Common Recruitment Mistakes
Article first published by owner of Business Changing, Zac de Silva.
At the moment, you need to be on the top of your game when it comes to recruitment — competition has never been hotter and to win the best people you need to win the recruitment process. We asked Business Changing client and recruitment veteran Mark Fisher from 84 Recruitment to share the most common mistakes in recruitment so you can avoid them…
The mistake most businesses make is not doing enough due diligence.
They’ll simply interview someone and within half an hour, they’re offering them the golden spot. Or maybe they’ll meet them twice but they’ll skip the references. Your hiring decisions are often the most costly part of the business that we don’t put enough emphasis on — it’s a costly mistake to hire the wrong person, as well as the valuable time wasted on recruiting then on-boarding them. Make sure you include some testing and capability and suitability stuff — role play them, if that works with their role, or set them a task. It’s really important. Personally, our process is probably four or five stages long and it has a lot of testing in it.
Don’t sell people into roles.
If you really have to push it to convince them, it’s probably not right. Look for a better fit.

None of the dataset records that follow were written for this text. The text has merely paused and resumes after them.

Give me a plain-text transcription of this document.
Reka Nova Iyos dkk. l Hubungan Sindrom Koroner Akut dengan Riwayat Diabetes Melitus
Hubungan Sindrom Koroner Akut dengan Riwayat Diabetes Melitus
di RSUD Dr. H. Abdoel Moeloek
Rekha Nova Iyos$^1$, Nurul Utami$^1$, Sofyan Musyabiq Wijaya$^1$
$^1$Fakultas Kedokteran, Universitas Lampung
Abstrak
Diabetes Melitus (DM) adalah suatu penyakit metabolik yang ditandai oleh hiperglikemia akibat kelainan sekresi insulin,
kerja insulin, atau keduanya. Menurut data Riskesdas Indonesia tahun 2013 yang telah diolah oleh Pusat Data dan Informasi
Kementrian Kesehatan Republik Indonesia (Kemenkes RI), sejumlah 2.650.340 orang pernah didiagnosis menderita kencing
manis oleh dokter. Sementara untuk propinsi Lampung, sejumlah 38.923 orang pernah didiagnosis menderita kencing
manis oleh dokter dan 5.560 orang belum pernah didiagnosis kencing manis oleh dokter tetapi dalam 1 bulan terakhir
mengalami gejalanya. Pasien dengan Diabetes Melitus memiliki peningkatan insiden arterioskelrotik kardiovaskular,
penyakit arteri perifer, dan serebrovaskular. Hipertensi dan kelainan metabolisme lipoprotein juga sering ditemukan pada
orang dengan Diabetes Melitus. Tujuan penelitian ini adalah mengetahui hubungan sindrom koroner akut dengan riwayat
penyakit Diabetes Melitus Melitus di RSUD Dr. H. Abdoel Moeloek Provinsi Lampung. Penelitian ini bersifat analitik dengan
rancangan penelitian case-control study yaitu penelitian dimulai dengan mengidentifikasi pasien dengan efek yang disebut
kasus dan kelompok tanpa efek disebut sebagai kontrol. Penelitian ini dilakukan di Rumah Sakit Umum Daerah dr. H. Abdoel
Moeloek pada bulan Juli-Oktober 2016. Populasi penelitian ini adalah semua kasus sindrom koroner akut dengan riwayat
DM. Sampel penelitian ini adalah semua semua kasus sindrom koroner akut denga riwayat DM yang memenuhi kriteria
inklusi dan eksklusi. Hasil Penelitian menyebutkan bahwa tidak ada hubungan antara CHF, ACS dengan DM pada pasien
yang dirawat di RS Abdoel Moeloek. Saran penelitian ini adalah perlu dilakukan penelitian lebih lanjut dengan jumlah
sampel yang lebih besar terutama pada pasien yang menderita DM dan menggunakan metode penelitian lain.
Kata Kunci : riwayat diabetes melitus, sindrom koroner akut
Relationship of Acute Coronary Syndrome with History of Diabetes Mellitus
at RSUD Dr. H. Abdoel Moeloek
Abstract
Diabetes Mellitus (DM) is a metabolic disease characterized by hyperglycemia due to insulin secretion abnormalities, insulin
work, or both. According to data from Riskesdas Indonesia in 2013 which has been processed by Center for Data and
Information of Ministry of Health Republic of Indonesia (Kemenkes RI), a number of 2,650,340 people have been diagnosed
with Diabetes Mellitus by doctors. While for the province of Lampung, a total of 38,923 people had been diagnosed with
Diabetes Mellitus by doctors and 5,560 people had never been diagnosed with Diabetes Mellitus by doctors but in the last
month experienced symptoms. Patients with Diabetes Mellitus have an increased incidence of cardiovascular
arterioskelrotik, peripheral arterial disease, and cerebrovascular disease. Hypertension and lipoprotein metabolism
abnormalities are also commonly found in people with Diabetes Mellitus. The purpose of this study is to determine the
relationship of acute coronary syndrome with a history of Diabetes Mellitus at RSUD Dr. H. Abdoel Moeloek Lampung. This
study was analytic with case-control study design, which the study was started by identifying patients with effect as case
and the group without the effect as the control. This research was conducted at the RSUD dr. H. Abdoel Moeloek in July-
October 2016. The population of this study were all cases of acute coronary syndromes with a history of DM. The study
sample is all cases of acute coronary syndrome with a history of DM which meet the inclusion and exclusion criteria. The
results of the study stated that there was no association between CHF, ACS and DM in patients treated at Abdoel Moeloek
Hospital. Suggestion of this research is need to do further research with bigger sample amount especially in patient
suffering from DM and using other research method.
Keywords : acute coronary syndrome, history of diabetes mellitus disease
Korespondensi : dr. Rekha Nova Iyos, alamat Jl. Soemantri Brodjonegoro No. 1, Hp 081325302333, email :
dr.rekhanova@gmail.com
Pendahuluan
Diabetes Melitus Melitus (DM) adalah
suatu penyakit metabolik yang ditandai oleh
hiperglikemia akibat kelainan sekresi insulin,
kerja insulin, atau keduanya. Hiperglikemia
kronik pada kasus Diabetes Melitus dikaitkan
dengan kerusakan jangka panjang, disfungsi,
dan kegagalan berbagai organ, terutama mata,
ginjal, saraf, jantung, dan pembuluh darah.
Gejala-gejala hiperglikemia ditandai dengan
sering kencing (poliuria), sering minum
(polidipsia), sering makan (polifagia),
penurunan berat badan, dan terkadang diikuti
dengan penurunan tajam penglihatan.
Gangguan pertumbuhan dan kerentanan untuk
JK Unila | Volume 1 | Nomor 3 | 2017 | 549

Don’t drag the process out for too long.
You’re either keen or you’re not. For me, a normal recruitment process is somewhere between a week and three weeks. Now, you might be talking to someone for four months, four years before you hire them as you weigh them up for a serious position with your company, and that’s fine. But the recruitment process from when you start and you start talking to someone, don’t muck around. You can get four meetings done within two weeks. Get it done, make a priority. Recruitment meetings should have the same importance as client meetings because a good candidate is going to make you money — or cost you in productivity, if you lose them from mucking around.

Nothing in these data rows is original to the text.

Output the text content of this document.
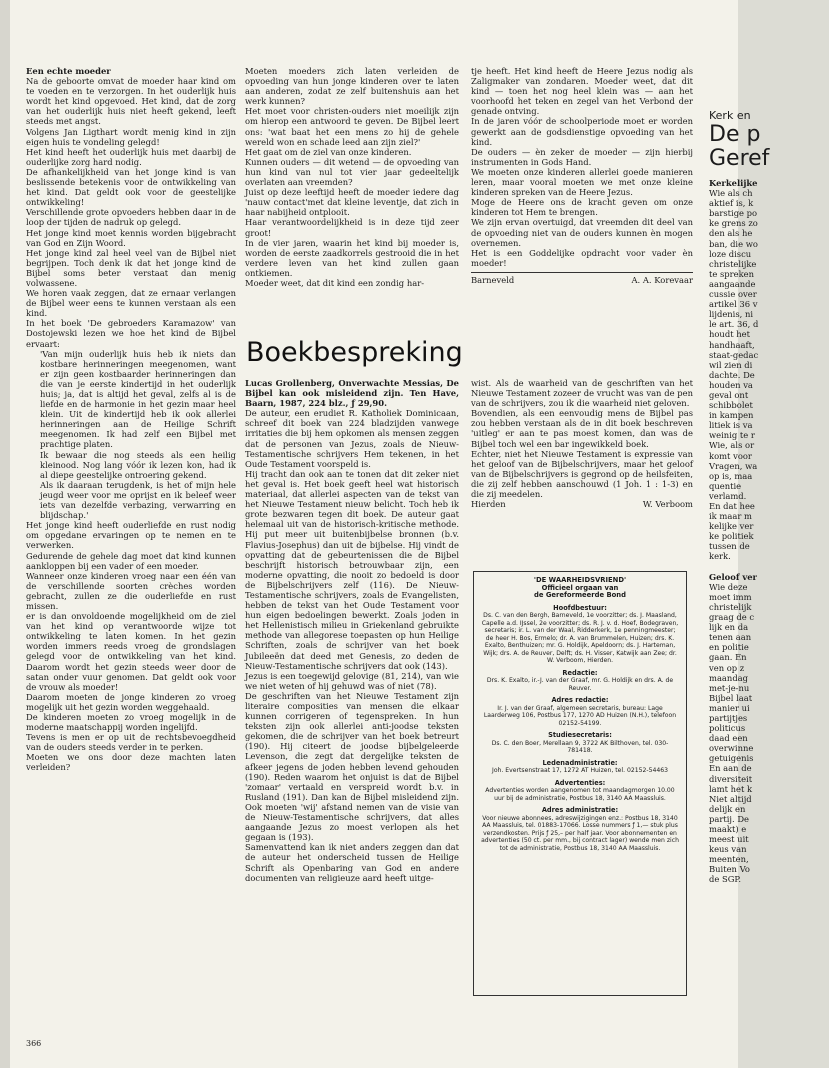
Een echte moeder

Na de geboorte omvat de moeder haar kind om te voeden en te verzorgen. In het ouderlijk huis wordt het kind opgevoed. Het kind, dat de zorg van het ouderlijk huis niet heeft gekend, leeft steeds met angst.

Volgens Jan Ligthart wordt menig kind in zijn eigen huis te vondeling gelegd!

Het kind heeft het ouderlijk huis met daarbij de ouderlijke zorg hard nodig.

De afhankelijkheid van het jonge kind is van beslissende betekenis voor de ontwikkeling van het kind. Dat geldt ook voor de geestelijke ontwikkeling!

Verschillende grote opvoeders hebben daar in de loop der tijden de nadruk op gelegd.

Het jonge kind moet kennis worden bijgebracht van God en Zijn Woord.

Het jonge kind zal heel veel van de Bijbel niet begrijpen. Toch denk ik dat het jonge kind de Bijbel soms beter verstaat dan menig volwassene.

We horen vaak zeggen, dat ze ernaar verlangen de Bijbel weer eens te kunnen verstaan als een kind.

In het boek 'De gebroeders Karamazow' van Dostojewski lezen we hoe het kind de Bijbel ervaart:

'Van mijn ouderlijk huis heb ik niets dan kostbare herinneringen meegenomen, want er zijn geen kostbaarder herinneringen dan die van je eerste kindertijd in het ouderlijk huis; ja, dat is altijd het geval, zelfs al is de liefde en de harmonie in het gezin maar heel klein. Uit de kindertijd heb ik ook allerlei herinneringen aan de Heilige Schrift meegenomen. Ik had zelf een Bijbel met prachtige platen.

Ik bewaar die nog steeds als een heilig kleinood. Nog lang vóór ik lezen kon, had ik al diepe geestelijke ontroering gekend.

Als ik daaraan terugdenk, is het of mijn hele jeugd weer voor me oprijst en ik beleef weer iets van dezelfde verbazing, verwarring en blijdschap.'

Het jonge kind heeft ouderliefde en rust nodig om opgedane ervaringen op te nemen en te verwerken.

Gedurende de gehele dag moet dat kind kunnen aankloppen bij een vader of een moeder.

Wanneer onze kinderen vroeg naar een één van de verschillende soorten crèches worden gebracht, zullen ze die ouderliefde en rust missen.

er is dan onvoldoende mogelijkheid om de ziel van het kind op verantwoorde wijze tot ontwikkeling te laten komen. In het gezin worden immers reeds vroeg de grondslagen gelegd voor de ontwikkeling van het kind. Daarom wordt het gezin steeds weer door de satan onder vuur genomen. Dat geldt ook voor de vrouw als moeder!

Daarom moeten de jonge kinderen zo vroeg mogelijk uit het gezin worden weggehaald.

De kinderen moeten zo vroeg mogelijk in de moderne maatschappij worden ingelijfd.

Tevens is men er op uit de rechtsbevoegdheid van de ouders steeds verder in te perken.

Moeten we ons door deze machten laten verleiden?

Moeten moeders zich laten verleiden de opvoeding van hun jonge kinderen over te laten aan anderen, zodat ze zelf buitenshuis aan het werk kunnen?

Het moet voor christen-ouders niet moeilijk zijn om hierop een antwoord te geven. De Bijbel leert ons: 'wat baat het een mens zo hij de gehele wereld won en schade leed aan zijn ziel?'

Het gaat om de ziel van onze kinderen.

Kunnen ouders — dit wetend — de opvoeding van hun kind van nul tot vier jaar gedeeltelijk overlaten aan vreemden?

Juist op deze leeftijd heeft de moeder iedere dag 'nauw contact'met dat kleine leventje, dat zich in haar nabijheid ontplooit.

Haar verantwoordelijkheid is in deze tijd zeer groot!

In de vier jaren, waarin het kind bij moeder is, worden de eerste zaadkorrels gestrooid die in het verdere leven van het kind zullen gaan ontkiemen.

Moeder weet, dat dit kind een zondig har-

tje heeft. Het kind heeft de Heere Jezus nodig als Zaligmaker van zondaren. Moeder weet, dat dit kind — toen het nog heel klein was — aan het voorhoofd het teken en zegel van het Verbond der genade ontving.

In de jaren vóór de schoolperiode moet er worden gewerkt aan de godsdienstige opvoeding van het kind.

De ouders — èn zeker de moeder — zijn hierbij instrumenten in Gods Hand.

We moeten onze kinderen allerlei goede manieren leren, maar vooral moeten we met onze kleine kinderen spreken van de Heere Jezus.

Moge de Heere ons de kracht geven om onze kinderen tot Hem te brengen.

We zijn ervan overtuigd, dat vreemden dit deel van de opvoeding niet van de ouders kunnen èn mogen overnemen.

Het is een Goddelijke opdracht voor vader èn moeder!

Barneveld	A. A. Korevaar
Boekbespreking

Lucas Grollenberg, Onverwachte Messias, De Bijbel kan ook misleidend zijn. Ten Have, Baarn, 1987, 224 blz., ƒ 29,90.

De auteur, een erudiet R. Katholiek Dominicaan, schreef dit boek van 224 bladzijden vanwege irritaties die bij hem opkomen als mensen zeggen dat de personen van Jezus, zoals de Nieuw-Testamentische schrijvers Hem tekenen, in het Oude Testament voorspeld is.

Hij tracht dan ook aan te tonen dat dit zeker niet het geval is. Het boek geeft heel wat historisch materiaal, dat allerlei aspecten van de tekst van het Nieuwe Testament nieuw belicht. Toch heb ik grote bezwaren tegen dit boek. De auteur gaat helemaal uit van de historisch-kritische methode. Hij put meer uit buitenbijbelse bronnen (b.v. Flavius-Josephus) dan uit de bijbelse. Hij vindt de opvatting dat de gebeurtenissen die de Bijbel beschrijft historisch betrouwbaar zijn, een moderne opvatting, die nooit zo bedoeld is door de Bijbelschrijvers zelf (116). De Nieuw-Testamentische schrijvers, zoals de Evangelisten, hebben de tekst van het Oude Testament voor hun eigen bedoelingen bewerkt. Zoals joden in het Hellenistisch milieu in Griekenland gebruikte methode van allegorese toepasten op hun Heilige Schriften, zoals de schrijver van het boek Jubileeën dat deed met Genesis, zo deden de Nieuw-Testamentische schrijvers dat ook (143).

Jezus is een toegewijd gelovige (81, 214), van wie we niet weten of hij gehuwd was of niet (78).

De geschriften van het Nieuwe Testament zijn literaire composities van mensen die elkaar kunnen corrigeren of tegenspreken. In hun teksten zijn ook allerlei anti-joodse teksten gekomen, die de schrijver van het boek betreurt (190). Hij citeert de joodse bijbelgeleerde Levenson, die zegt dat dergelijke teksten de afkeer jegens de joden hebben levend gehouden (190). Reden waarom het onjuist is dat de Bijbel 'zomaar' vertaald en verspreid wordt b.v. in Rusland (191). Dan kan de Bijbel misleidend zijn. Ook moeten 'wij' afstand nemen van de visie van de Nieuw-Testamentische schrijvers, dat alles aangaande Jezus zo moest verlopen als het gegaan is (193).

Samenvattend kan ik niet anders zeggen dan dat de auteur het onderscheid tussen de Heilige Schrift als Openbaring van God en andere documenten van religieuze aard heeft uitge-

wist. Als de waarheid van de geschriften van het Nieuwe Testament zozeer de vrucht was van de pen van de schrijvers, zou ik die waarheid niet geloven.

Bovendien, als een eenvoudig mens de Bijbel pas zou hebben verstaan als de in dit boek beschreven 'uitleg' er aan te pas moest komen, dan was de Bijbel toch wel een bar ingewikkeld boek.

Echter, niet het Nieuwe Testament is expressie van het geloof van de Bijbelschrijvers, maar het geloof van de Bijbelschrijvers is gegrond op de heilsfeiten, die zij zelf hebben aanschouwd (1 Joh. 1 : 1-3) en die zij meedelen.

Hierden	W. Verboom
'DE WAARHEIDSVRIEND'
Officieel orgaan van
de Gereformeerde Bond
Hoofdbestuur:

Ds. C. van den Bergh, Barneveld, 1e voorzitter; ds. J. Maasland, Capelle a.d. IJssel, 2e voorzitter; ds. R. J. v. d. Hoef, Bodegraven, secretaris; ir. L. van der Waal, Ridderkerk, 1e penningmeester; de heer H. Bos, Ermelo; dr. A. van Brummelen, Huizen; drs. K. Exalto, Benthuizen; mr. G. Holdijk, Apeldoorn; ds. J. Harteman, Wijk; drs. A. de Reuver, Delft; ds. H. Visser, Katwijk aan Zee; dr. W. Verboom, Hierden.

Redactie:

Drs. K. Exalto, ir.-J. van der Graaf, mr. G. Holdijk en drs. A. de Reuver.

Adres redactie:

Ir. J. van der Graaf, algemeen secretaris, bureau: Lage Laarderweg 106, Postbus 177, 1270 AD Huizen (N.H.), telefoon 02152-54199.

Studiesecretaris:

Ds. C. den Boer, Merellaan 9, 3722 AK Bilthoven, tel. 030-781418.

Ledenadministratie:

Joh. Evertsenstraat 17, 1272 AT Huizen, tel. 02152-54463

Advertenties:

Advertenties worden aangenomen tot maandagmorgen 10.00 uur bij de administratie, Postbus 18, 3140 AA Maassluis.

Adres administratie:

Voor nieuwe abonnees, adreswijzigingen enz.: Postbus 18, 3140 AA Maassluis, tel. 01883-17066. Losse nummers ƒ 1,— stuk plus verzendkosten. Prijs ƒ 25,– per half jaar. Voor abonnementen en advertenties (50 ct. per mm., bij contract lager) wende men zich tot de administratie, Postbus 18, 3140 AA Maassluis.

366
Kerk en
De p
Geref

Kerkelijke

Wie als ch

aktief is, k

barstige po

ke grens zo

den als he

ban, die wo

loze discu

christelijke

te spreken

aangaande

cussie over

artikel 36 v

lijdenis, ni

le art. 36, d

houdt het

handhaaft,

staat-gedac

wil zien di

dachte. De

houden va

geval ont

schibbolet

in kampen

litiek is va

weinig te r

Wie, als or

komt voor

Vragen, wa

op is, maa

quentie

verlamd.

En dat hee

ik maar m

kelijke ver

ke politiek

tussen de

kerk.

Geloof ver

Wie deze

moet imm

christelijk

graag de c

lijk en da

tenen aan

en politie

gaan. En

ven op z

maandag

met-je-nu

Bijbel laat

manier ui

partijtjes

politicus

daad een

overwinne

getuigenis

En aan de

diversiteit

lamt het k

Niet altijd

delijk en

partij. De

maakt) e

meest uit

keus van

meenten,

Buiten Vo

de SGP.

We quite often talk to people that just get no communication through the recruitment process.
When you ask them to come in for their third chat, they’ve lost interest in the role. It’s a little bit like dating, you know — after your first date, how would radio silence for a week make you feel? You want to make them feel like you are keen so keep in touch throughout the process. And if you’re not hiring someone, please tell them. Please. The amount of people that interview someone and then never respond to them ever again because they were really not impressed with them is mind-blowing. We’ve had people get up to four or five stages in our recruitment process recently, who we’ve politely declined. Those people have all come back saying, “We are just so thankful for the process you put us through. We’re so impressed. If there’s ever a job opportunity, we’d love to be considered.” That’s how you want them leaving your process, not “Why haven’t I heard from you?” It’s not good for your brand, either — that disappointed candidate is bound to tell at least 2-3 people how you treated them.
Don’t turn up late, don’t rearrange them all the time.

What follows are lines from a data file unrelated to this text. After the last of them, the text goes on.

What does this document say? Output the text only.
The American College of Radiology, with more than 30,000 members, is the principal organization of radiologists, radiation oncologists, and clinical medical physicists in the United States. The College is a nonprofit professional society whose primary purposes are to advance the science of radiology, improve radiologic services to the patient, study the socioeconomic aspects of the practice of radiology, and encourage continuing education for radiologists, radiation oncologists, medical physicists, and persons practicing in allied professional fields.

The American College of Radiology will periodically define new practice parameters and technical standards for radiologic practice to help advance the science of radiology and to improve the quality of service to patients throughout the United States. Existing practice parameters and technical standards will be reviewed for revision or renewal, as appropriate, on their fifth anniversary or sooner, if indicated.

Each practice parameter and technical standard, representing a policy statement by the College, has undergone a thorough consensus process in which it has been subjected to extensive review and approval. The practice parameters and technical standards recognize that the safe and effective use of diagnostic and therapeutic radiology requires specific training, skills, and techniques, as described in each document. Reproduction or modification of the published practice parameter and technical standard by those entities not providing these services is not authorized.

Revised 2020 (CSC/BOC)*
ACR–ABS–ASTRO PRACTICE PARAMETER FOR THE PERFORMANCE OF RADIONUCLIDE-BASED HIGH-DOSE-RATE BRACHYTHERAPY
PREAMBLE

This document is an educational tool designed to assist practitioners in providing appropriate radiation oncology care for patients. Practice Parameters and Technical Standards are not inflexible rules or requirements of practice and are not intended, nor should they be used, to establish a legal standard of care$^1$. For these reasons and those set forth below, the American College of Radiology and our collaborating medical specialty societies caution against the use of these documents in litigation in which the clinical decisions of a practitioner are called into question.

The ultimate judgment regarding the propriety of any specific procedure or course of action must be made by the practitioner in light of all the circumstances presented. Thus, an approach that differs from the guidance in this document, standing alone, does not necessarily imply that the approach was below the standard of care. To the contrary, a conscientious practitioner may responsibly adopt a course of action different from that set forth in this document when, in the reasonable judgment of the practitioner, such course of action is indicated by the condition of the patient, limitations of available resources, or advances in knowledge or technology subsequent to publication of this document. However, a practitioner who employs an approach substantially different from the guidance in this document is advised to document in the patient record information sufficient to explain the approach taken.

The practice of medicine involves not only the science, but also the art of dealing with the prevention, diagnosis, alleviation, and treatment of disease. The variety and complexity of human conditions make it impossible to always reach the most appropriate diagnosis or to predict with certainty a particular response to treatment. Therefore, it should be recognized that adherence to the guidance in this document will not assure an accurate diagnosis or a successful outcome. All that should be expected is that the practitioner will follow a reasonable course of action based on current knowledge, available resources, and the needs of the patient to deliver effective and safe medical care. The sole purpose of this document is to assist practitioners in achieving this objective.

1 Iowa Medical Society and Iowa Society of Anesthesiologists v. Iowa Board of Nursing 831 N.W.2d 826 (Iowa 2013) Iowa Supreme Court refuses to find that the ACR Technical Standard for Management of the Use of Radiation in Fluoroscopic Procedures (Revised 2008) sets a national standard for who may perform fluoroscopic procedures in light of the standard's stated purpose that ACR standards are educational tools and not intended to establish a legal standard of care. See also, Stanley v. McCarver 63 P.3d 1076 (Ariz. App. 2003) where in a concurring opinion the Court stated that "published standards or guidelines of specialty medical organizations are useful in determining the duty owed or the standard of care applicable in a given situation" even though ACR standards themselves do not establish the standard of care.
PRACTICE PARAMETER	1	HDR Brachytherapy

In this day and age, clients that don’t turn up to an interview is beyond me. And if you make a simple mistake like that, you absolutely deserve to hire C-D players. You de-prioritising the interview tells the candidate a lot about how you probably treat/respect your team.
Don’t lowball them with your offer.
If you’re keen on them, your offer must be really compelling. I’m not saying go overboard and spend too much money; make it relative to your business. Ask them what they want early on: “If we’re talking specifically about money, what are you currently on and what are you looking for?” Find out what they are willing to accept so you can figure out if it’s within ballpark. There’s no point in going through a whole recruitment process and then lowballing them right at the end for them to say they’re not interested. It’s just a waste of your time and your time is really valuable.
Don’t just write a figure on a piece of paper and throw it at them.
So if a candidates asked for $100k and you want to offer them $90, $85 or something like that — ring them and say, “Hey, I’m thinking about offering you $90 because as we’ve talked about, you’ve got some growth areas which we want to grow you in and we can provide that training and support, but we’re not going to be able to meet that $100K. How do you feel about $90?” Talk it through with them. Don’t just put it on paper and say there you go, like an Olympus.
Don’t listen blindly to what the candidate’s telling you.
Look for evidence throughout the whole recruitment process of them. Does what they’re saying match up? Why do they say they’re a positive person but they’ve sat there and complained the whole time about their previous employment?